Saturday 18 July 2015

Sugar and the mythical past

Via Simon Capewell's deranged Twitter feed, I have come across a blog post entitled 'Obesity is the new plague' which demands a 100 per cent sugar tax. It is typical of its genre in complaining that modern food companies 'spike' good old-fashioned British cuisine with needless sugar. The author gives an interesting example...

Sugar is everywhere ... even in mint sauce – I always thought that contained mint and vinegar... Do we NEED it so much, is our traditional food so tasteless?

Sugar is naturally occurring in mint, of course, but it is true that companies usually add refined sugar to make mint sauce.

When did this devious practice of stuffing good, honest mint sauce with sugar take hold? The BBC's recipe for mint sauce recommends a level tablespoon of caster sugar, so the practice is clearly not confined to 'Big Food', but let's go further back and consult Mrs Beeton's famous Book of Household Management, published in 1859. Her recipe was as follows:

MINT SAUCE, to serve with Roast Lamb.

INGREDIENTS.—4 dessertspoonfuls of chopped mint, 2 dessertspoonfuls of pounded white sugar, 1/4 pint of vinegar.

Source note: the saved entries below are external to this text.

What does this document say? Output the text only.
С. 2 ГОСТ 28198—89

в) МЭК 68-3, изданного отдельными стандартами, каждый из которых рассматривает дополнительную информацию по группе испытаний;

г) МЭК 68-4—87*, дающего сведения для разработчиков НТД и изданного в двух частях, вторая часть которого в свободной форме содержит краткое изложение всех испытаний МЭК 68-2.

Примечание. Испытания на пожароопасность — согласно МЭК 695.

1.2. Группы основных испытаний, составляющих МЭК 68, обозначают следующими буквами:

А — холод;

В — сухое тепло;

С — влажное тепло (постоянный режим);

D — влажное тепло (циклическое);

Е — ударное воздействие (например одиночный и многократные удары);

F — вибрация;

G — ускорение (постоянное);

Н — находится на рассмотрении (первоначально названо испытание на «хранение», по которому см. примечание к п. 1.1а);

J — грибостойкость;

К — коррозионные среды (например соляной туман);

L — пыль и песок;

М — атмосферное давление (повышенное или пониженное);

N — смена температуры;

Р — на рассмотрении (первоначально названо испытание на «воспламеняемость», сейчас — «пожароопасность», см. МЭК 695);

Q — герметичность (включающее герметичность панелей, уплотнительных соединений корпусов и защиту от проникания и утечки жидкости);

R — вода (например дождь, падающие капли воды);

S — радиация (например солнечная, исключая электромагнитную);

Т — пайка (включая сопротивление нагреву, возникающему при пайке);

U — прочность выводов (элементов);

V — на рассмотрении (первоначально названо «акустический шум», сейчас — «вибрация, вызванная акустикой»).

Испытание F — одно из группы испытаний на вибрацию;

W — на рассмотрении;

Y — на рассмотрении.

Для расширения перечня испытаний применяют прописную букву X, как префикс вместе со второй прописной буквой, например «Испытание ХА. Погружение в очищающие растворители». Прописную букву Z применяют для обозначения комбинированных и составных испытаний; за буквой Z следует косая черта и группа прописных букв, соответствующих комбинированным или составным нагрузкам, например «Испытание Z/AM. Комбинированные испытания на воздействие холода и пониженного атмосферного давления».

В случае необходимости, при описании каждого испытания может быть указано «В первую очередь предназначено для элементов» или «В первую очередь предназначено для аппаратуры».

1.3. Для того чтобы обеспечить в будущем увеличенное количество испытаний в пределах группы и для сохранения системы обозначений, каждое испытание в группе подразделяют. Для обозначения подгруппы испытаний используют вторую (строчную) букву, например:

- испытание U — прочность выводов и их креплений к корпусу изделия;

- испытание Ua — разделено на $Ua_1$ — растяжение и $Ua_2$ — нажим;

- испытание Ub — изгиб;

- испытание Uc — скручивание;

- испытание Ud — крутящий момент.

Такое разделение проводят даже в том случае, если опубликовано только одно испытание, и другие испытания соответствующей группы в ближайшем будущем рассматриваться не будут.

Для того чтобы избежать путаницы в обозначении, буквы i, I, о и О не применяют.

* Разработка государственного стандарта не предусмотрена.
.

That's rather a lot of sugar, isn't it, if you don't know anything about cooking? And it comes from a recipe book published 156 years ago that is a cornerstone of our knowledge about 'traditional food'. If you look through volume one of Mrs Beeton's tome (it's open access), you will see sugar being used very liberally, and not just in desserts like custard (3 ounces of powdered sugar), but in most of her soups, sauces and stocks as well as her recipes for salad dressing, baked carp, chutney, spiced beef, beef pickle, cucumber preserve, etc. etc.

Trying to reason with anti-sugar fanatics is probably futile, but they really should come to terms with the fact that sugar is not some radical new ingredient that has suddenly been poured into the food supply in the last thirty years. As I have mentioned before, the best estimates of historical sugar consumption show that the average Briton was consuming 90 pounds of sugar in 1901, whereas the average Briton today consumes something in the region of 75 pounds of sugar.

You have to go back a very long way - ie. several centuries - if you want to find cooking without sugar in it. Perhaps it is the goal of the anti-sugar wingnuts to take us back to a pre-Industrial Revolution diet that really was tasteless (notwithstanding all the salt and alcohol). Or maybe they just don't understand how basic dishes have been cooked for generations.

Cooking classes are often recommended as a way to tackle obesity, but it may be the anti-obesity crusaders who are most in need of them. Perhaps if they got used to dealing with sugar in tablespoons and cups rather than in measly teaspoons, they might come to their senses. They could start by making one of Jamie Oliver's cakes.